In November 2009, the purchasing committee set up to advise the Government on whether it should purchase large assets, said money had already changed hands by the time it was asked if the ferry should be bought.

=== Reaction to sinking ===
- NZL New Zealand Prime Minister John Key spoke of his concern during the Pacific Islands Forum which was occurring in Cairns, Australia at the same time. New Zealand Minister of Foreign Affairs Murray McCully said he was "deeply concerned" and compared it to a preceding sinking in Kiribati. The country may offer ferry services.
- FRA A communiqué issued by the French Ministry of Foreign and European Affairs stated that France was "extremely shocked" to hear of the sinking, and extended sincere condolences to the families and friends of the victims.
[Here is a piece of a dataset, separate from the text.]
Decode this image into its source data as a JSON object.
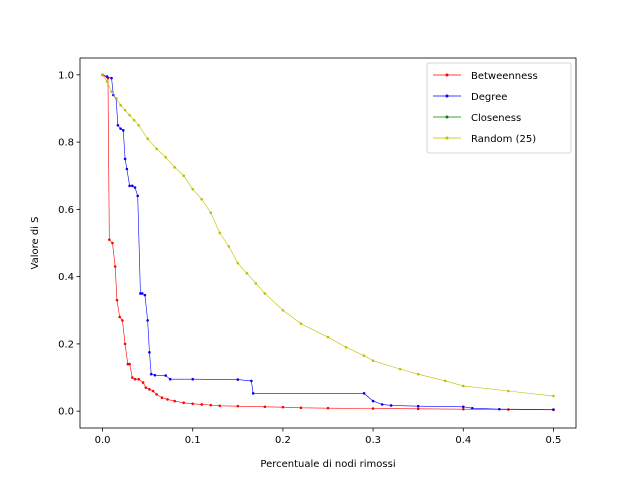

=== Royal Commission of Enquiry ===
Hearings of the Royal Commission of enquiry started in October 2009; the commission was presided by Tongan Supreme Court Justice Warwick Andrew.
The Royal Commission was required to enquire and report upon :
1. The facts about the disaster and the accompanying search, rescue and recovery of the disaster victims;
2. The cause of the disaster;
3. Evidence leading to any criminal act contributing to the disaster;
4. Evidence leading to any civil responsibility for the disaster;
5. The reasons why the loss of lives attained such magnitude;
6. Present proposals for any measures that would help to prevent the future occurrence of a similar disaster, or may assist in future search, rescue and recovery of disaster victims.

At an early hearing of the Royal Commission, former general manager and Director of SCP, marine engineer Mosese Fakatou, presented 37 slides showing holes and heavy corrosion in the sides and floor of Princess Ashika. Mr Fakatou had been instructed by P&I insurers British Marine to conduct a Loss Prevention Survey, however, delays in carrying out the survey meant that the survey was written up on 6 and 7 August, after the vessel had sunk.

The inquiry later found that Princess Ashika had not been surveyed prior to being purchased by the Tongan government and that unfavourable surveys by the Fiji Marine Board were not brought to the attention of the Tongan authorities. A survey was conducted by Tongan Ministry of Transport surveyors on arrival of the vessel in Tonga, however, despite their subsequent claims that they considered the vessel to be totally unseaworthy, they failed to stop operations of the vessel.